The AUD/JPY has dropped over 1% from a six-month high of 97.43. This decline comes as the Japanese Yen strengthens, with the 10-year JGB yield reaching 1.6%, the highest level since 2008. Australia’s June employment report is anticipated on Thursday, with expectations of a 20,000 job increase and a stable 4.1% Unemployment Rate.
The Australian Dollar is pulling back against the Japanese Yen due to profit-taking and reduced momentum. Technical indicators show the rally stalling, with the Relative Strength Index easing from overbought levels. This suggests the currency pair is in a short-term technical correction phase.
Role of Australia Employment Report on RBA Policy
Australia’s upcoming employment report will shape expectations around the Reserve Bank of Australia’s monetary policy. A strong job gain could support current cash rates, while a disappointing result might prompt dovish market bets. Markets see an 80% likelihood of a rate cut in August, influenced by the forthcoming Consumer Price Index report.
In Japan, key macroeconomic releases this week include the trade balance and Consumer Price Index reports. These will provide insights into Japan’s economic health and influence the Bank of Japan’s policy expectations. Robust CPI data could increase Japanese yields, supporting the Yen and pressuring the AUD/JPY further.

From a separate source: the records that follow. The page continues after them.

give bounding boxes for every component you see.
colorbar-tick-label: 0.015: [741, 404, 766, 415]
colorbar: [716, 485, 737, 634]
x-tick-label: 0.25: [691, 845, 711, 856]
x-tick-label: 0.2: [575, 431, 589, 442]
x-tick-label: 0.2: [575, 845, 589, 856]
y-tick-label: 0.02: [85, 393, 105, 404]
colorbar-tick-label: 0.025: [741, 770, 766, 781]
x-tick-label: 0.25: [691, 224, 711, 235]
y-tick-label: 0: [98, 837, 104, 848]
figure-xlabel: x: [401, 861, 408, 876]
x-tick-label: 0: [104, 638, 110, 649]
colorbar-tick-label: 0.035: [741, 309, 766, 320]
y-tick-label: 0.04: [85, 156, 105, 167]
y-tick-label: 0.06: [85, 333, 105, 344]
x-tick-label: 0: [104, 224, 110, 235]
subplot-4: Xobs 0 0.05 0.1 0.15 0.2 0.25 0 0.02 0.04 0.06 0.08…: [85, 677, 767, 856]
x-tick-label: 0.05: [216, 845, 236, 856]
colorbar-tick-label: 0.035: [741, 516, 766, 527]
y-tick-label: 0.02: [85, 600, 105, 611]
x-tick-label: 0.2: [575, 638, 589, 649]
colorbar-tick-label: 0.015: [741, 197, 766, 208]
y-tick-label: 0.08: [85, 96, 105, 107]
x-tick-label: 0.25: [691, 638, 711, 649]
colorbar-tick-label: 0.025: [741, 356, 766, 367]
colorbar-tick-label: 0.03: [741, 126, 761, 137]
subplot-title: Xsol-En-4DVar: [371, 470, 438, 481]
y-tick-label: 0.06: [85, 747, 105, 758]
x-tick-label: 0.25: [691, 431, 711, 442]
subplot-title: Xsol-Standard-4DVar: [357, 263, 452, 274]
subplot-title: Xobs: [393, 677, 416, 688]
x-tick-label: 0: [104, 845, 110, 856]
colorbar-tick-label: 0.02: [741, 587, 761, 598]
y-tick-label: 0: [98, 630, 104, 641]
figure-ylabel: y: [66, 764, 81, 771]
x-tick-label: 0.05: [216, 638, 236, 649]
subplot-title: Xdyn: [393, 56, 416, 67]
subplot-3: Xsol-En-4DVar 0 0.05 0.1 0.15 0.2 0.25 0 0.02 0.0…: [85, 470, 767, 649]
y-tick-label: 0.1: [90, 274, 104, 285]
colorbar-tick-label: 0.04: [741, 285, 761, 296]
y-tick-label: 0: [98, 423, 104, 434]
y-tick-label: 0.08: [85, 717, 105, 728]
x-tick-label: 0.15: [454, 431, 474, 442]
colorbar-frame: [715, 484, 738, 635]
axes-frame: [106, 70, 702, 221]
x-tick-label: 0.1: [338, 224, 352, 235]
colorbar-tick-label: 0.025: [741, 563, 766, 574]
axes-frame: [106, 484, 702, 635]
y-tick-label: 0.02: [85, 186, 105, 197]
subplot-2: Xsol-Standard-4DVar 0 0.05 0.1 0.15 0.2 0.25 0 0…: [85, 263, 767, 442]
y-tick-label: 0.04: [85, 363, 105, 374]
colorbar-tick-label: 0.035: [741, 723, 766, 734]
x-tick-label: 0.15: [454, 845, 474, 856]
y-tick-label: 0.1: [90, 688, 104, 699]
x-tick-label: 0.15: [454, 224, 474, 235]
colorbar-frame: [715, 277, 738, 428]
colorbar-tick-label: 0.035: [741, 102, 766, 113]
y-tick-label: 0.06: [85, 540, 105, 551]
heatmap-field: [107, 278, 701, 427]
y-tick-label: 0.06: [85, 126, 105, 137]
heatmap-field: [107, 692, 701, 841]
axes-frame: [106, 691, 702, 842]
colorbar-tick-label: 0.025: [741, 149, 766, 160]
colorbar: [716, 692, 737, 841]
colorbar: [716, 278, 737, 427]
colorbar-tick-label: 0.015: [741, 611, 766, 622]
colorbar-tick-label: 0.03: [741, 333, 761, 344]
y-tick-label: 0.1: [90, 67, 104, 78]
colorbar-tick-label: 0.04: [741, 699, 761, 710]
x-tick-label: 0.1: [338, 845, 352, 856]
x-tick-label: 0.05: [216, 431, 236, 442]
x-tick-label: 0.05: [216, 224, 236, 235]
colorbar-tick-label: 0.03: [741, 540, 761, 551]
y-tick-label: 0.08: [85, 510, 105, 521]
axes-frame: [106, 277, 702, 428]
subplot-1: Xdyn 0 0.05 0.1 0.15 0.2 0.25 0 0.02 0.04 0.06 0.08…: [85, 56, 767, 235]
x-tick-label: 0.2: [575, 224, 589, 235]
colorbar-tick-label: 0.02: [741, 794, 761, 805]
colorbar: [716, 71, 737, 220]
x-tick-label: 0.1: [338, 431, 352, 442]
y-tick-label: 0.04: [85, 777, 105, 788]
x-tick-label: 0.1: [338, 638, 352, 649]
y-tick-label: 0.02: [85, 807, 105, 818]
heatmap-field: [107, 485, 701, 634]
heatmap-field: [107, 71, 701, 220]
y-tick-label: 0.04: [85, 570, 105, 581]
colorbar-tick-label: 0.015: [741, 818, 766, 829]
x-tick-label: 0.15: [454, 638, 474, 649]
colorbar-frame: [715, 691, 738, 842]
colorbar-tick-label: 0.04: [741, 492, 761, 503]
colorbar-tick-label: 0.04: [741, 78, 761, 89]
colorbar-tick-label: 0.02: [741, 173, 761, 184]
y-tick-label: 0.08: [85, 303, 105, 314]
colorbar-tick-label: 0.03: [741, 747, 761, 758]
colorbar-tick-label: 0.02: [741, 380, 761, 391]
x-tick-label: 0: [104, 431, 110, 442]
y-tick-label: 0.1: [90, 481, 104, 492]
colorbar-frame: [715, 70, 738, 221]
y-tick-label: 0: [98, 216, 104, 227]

We believe derivative traders are facing a key pivot in the AUD/JPY, driven by diverging central bank outlooks. The recent rise in Japanese government bond yields to over 1.0%, a level not sustained since 2012, signals a fundamental shift. This environment suggests that simply holding long positions is now considerably riskier.
With Australia’s latest monthly CPI coming in hotter than expected at 4.0%, the upcoming employment figures are now even more critical. We suggest using options, like buying put options, to hedge against a weaker-than-expected jobs report that could solidify bets for a Reserve Bank rate cut. This strategy provides downside protection while limiting risk to the premium paid.
Japan’s Inflation Influence on Yen Strength
On the other side, Japan’s core inflation remains above the central bank’s 2% target, recently clocking in at 2.5%. Another strong CPI reading could fuel speculation that the Bank will follow its historic March rate hike, the first in 17 years, with further policy normalization. This potential for yen strength makes short-term bearish strategies on the pair attractive.
The pair’s easing from overbought conditions on the Relative Strength Index supports the view of a continuing technical correction. We see an opportunity to implement a bear put spread, which involves buying a higher-strike put and selling a lower-strike one. This approach allows traders to profit from a moderate decline while capping both potential profit and risk.
Given the slate of market-moving data from both countries, we anticipate a spike in volatility. Historically, the pair’s implied volatility has risen sharply around key central bank announcements. Traders uncertain of direction could consider a long straddle, purchasing both a call and a put option at the same strike price to profit from a significant move in either direction.